La puerta de
mis aposentos se cierra tras de mí. Hago una mueca, gruñendo airadamente por el
tono de su ruido.
Joder, necesito
una copa. Aún me duele la cabeza por la resaca de la noche anterior, pero
necesito despejarme. Necesito vengarme.
Doy patadas a
latas de cerveza vacías mientras me muevo por la habitación, paso junto a
platos sucios apilados en una mesa de centro, junto a ropa vieja amontonada en
el sofá del salón, junto a cuadros enmarcados: los cristales agrietados y rotos
cuelgan ladeados o en el suelo.
Aquí hace
calor. O quizá no, podría ser sólo el sudor. Últimamente tengo cada vez más, lo
que probablemente no sea una buena señal. "Probablemente" nada sea
una buena señal, como me recordó el Dr. Crowber la última vez que vino a
revisarme la pierna y a renovarme las recetas.
La verdad es
que los temblores y sudores provocados por el alcohol son una señal de que me
estoy desmoronando. La otra verdad es que en este momento no podría importarme
menos.
Mis ojos se
centran en la botella de bourbon casi vacía de mi mesilla de noche.
Sí, estará bien.
Cojo una taza
de café vacía de la enorme repisa de la chimenea, la huelo y decido que no me
importa la pizca de olor a café antes de desenroscar el bourbon y servirme uno
doble.
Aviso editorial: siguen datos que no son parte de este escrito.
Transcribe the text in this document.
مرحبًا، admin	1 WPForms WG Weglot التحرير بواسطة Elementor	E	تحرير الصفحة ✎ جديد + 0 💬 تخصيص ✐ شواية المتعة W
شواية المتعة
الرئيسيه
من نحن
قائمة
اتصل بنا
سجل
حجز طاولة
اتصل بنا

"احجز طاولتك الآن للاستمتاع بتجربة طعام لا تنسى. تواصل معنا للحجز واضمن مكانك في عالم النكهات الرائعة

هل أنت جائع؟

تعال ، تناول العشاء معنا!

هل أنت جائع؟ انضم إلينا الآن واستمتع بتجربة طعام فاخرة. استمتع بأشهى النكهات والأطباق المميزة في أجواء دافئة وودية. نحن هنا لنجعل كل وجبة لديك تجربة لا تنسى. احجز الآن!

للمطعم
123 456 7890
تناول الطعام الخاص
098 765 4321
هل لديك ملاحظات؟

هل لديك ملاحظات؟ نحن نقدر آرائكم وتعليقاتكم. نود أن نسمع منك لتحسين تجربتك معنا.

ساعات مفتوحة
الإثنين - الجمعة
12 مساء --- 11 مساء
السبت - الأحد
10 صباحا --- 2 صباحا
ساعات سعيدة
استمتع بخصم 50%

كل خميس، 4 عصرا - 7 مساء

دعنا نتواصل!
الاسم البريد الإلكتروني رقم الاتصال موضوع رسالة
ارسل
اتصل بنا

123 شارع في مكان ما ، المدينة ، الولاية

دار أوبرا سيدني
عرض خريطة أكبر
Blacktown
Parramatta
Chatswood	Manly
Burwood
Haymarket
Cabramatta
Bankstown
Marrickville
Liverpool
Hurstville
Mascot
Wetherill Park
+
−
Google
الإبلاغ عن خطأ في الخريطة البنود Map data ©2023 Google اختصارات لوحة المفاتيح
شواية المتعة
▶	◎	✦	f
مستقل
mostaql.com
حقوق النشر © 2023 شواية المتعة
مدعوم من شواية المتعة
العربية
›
Me lo llevo a los labios y trago profundamente, sintiendo el calor
familiar del alcohol introducirse en mi cuerpo destrozado.
Me quema. Me
inflama las venas y me quita el vaho de los ojos. Me aporta el tipo de
concentración difusa que he aprendido a preferir a la realidad en los últimos
meses. Y hoy la realidad es algo de lo que me alegra escapar. Porque subestimé
los sentimientos que me provocaría tenerla de vuelta. Subestimé lo que me
causaría.
Samantha Emerson.
Años después, vuelvo a recibir la
misma maldita mirada de ella.
De desprecio.
De indiferencia.
Que me
desprecian por lo que soy, en lugar de adorarme por algo que no soy, como ha
hecho siempre la mayoría de la gente.
Y lo peor de
todo, lástima. Ni siquiera es por el accidente. Ya recibí esta mierda de ella
hace años, como si me tuviera lástima por ser yo.
Frunzo el ceño
mientras saco más whisky. Diría que la razón por la que ella está aquí, y no
literalmente cualquier otra chica del planeta, es para que por fin sea capaz de
reconocer quién soy yo frente a quién es ella, o para recordarle que no es
mejor que yo, a pesar de su errónea creencia de que lo es, lo cual es mentira.
Está aquí
porque es ella, y está aquí para algo más que para salvar el trabajo de su
padre, sólo que aún no lo sabe.
Está aquí para salvar un imperio,
mi imperio.
Pero a la mierda su piedad.
A la mierda su desprecio.
A la mierda su indiferencia hacia
mí.
Ahora la poseo.
El whisky me
despeja la cabeza tanto como me la entierra. Me desplomo en la silla de
respaldo alto que hay junto a la enorme chimenea de mi habitación, despejando
más residuos y volviendo una cara amarga hacia el cenicero improvisado en lo
que antes era un tazón de cereales.
A la Sra. Smiths
le sale una nueva arruga cada vez que le niego la entrada a mis aposentos, que
poco a poco se han convertido más en un peligro para la salud y la seguridad
que en una zona habitable. Pero este lugar es mi santuario y aquí no entra
nadie más que yo. Ni la Sra. Smiths. Ni los pocos amigos que me quedan. Ni las
mujeres sin nombre, aunque incluso ésas dejaron de hacerlo tras el accidente,
ni mi pierna.
Mi vivienda es
un vertedero, eso es lo que es. Arruinadas y andrajosas, despojadas del
prestigio y el pedigrí opulento y anticuado que tuvieron antaño. Más o menos
como yo.
Casi matar a tu
mejor amigo y luego ser puesto bajo arresto domiciliario tiene ese efecto.